Cardiac injury commonly occurs in patients after a cerebrovascular event, but it is not fully explainable by preexisting cardiac disease [1]. In a meta-analysis of 2,690 patients, cardiac dysfunction was associated with poor outcomes after subarachnoid hemorrhage (SAH) [2], including increased risk of death [3]. This dysfunction leads to arrhythmias, elevations in cardiac enzymes, and left ventricular (LV) dysfunction [4,5,6]. Previous research has proposed potential mechanisms such as systemic inflammatory immune response, catecholamine surge, hypothalamic–pituitary–adrenal axis, and even gut microbiome dysbiosis [7]. In this article from the current issue of Neurocritical Care, Geraghty et al. [8] investigated early mechanisms about how inflammation contributes to cardiac dysfunction after aneurysmal SAH (aSAH), particularly, the novel relationship between systemic or cardiac-specific inflammation and LV systolic dysfunction.

Retrospective analysis of 256 patients with aSAH identified that 34.7% had systolic dysfunction based on transthoracic echocardiography within 72 h of admission. Patients with LV systolic dysfunction were found to have elevated leukocytes. Statistical analysis found a correlation between total leukocytes, neutrophils, monocytes, and reduced systolic function, whereas only increased monocytes were predictive of hyperdynamic function. Based on the finding that serum monocyte changes can predict LV systolic dysfunction in patients with aSAH, the authors used animal models to further explore the role of monocyte-derived macrophage infiltration directly within heart tissue. The authors induced endovascular perforation in male Sprague–Dawley rats, and heart tissues were collected and stained for macrophage marker Iba-1 two days after surgery.

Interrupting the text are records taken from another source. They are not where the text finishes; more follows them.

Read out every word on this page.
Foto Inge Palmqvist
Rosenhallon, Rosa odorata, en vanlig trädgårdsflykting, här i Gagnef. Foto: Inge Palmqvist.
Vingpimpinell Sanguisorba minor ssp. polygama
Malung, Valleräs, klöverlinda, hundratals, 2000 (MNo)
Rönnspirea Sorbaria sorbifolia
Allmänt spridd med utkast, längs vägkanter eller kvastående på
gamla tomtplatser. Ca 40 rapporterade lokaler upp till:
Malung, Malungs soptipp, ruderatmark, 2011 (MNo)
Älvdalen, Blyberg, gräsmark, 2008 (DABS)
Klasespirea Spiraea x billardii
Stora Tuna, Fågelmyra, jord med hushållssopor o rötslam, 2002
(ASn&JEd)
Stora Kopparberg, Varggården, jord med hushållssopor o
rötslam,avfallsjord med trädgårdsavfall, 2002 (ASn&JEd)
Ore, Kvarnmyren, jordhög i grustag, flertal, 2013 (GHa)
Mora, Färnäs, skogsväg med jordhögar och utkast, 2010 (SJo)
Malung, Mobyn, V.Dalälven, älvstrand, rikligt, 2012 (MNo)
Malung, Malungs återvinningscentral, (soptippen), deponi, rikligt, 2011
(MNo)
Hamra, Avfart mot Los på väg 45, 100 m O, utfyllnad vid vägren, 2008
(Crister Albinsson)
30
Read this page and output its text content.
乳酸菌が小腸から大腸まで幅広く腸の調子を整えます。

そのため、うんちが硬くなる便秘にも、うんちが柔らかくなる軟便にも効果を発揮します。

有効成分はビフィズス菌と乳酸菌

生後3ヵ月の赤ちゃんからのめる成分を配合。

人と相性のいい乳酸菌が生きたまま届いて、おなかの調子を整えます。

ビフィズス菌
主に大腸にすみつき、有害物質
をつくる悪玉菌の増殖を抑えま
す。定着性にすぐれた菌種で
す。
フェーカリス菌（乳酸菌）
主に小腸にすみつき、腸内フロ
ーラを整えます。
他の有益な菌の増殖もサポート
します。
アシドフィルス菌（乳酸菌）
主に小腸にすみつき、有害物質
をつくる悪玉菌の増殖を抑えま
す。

The presence and morphology of macrophages in cardiac tissue were then compared with SAH animals and controls treated with and without fingolimod (FTY), an immunomodulatory agent.

In this study, the authors provide novel evidence of inflammatory changes and their effect on cardiac systolic function in patients with aSAH. They identified leukocyte subpopulation changes and pinpointed monocytes as independent predictors of LV dysfunction. Monocytes provide a more objective and measurable parameter to identify patients with aSAH at risk of cardiac dysfunction as well as a potential target for preventing neurocardiac injury.

Interestingly, the immunomodulatory agent FTY was demonstrated to attenuate cardiac macrophage infiltration with no change of its morphology in SAH animals. This highlights the potential therapeutic value of FTY in reducing cardiac inflammation after aSAH and provides preliminary evidence that FTY may reduce trafficking of monocyte-derived macrophages into cardiac tissue. FTY is known to reduce immune cell activity and is approved for treatment of multiple sclerosis.

Although the authors did a detailed baseline demographic table of patients with SAH in the study and stratified the data by systolic function, it would be beneficial to understand how normal, reduced, and hyperdynamic are defined by providing numerical values for ejection fraction. This would facilitate better comparisons with related studies and enable more effective utilization if a meta-analysis is to be performed.

Additionally, another study to complement the immunohistochemistry data from the animal model would be to measure the systolic functions sonographically. This would allow for a correlation between macrophage infiltration in cardiac tissue and LV dysfunction to be established.

Furthermore, it is unclear whether the location of SAH aneurysm rupture affects the level of inflammation. It is worth noting that the most common site of aneurysms in humans is at anterior circulation, with those located in the anterior and posterior communicating artery being most likely to rupture [9]. It is understandable that perforation of the middle cerebral artery is likely more practical to perform given the straightforward access from the external carotid artery (ECA) without craniectomy. Future studies could investigate if aneurysm location plays a role in inflammation or LV dysfunction, although it is important to mention that no p value was reported for aneurysm location in Table 1 (see Table 1 in [8]).

This article presents evidence for monocyte-driven inflammation as a mediator for cardiac LV dysfunction after aSAH. Serum monocyte count could be used alongside other risk factors such as underlying hypertension, alcohol use, Glasgow Coma Scale, and Hunt-Hess score to develop an algorithm or scoring system for identifying patients with aSAH at risk of reduced or hyperdynamic systolic function on transthoracic echocardiogram. Patients with a high risk of developing cardiac dysfunction on admission could be monitored more closely to reduce the negative outcome from cardiac inflammatory injury in patients with aSAH.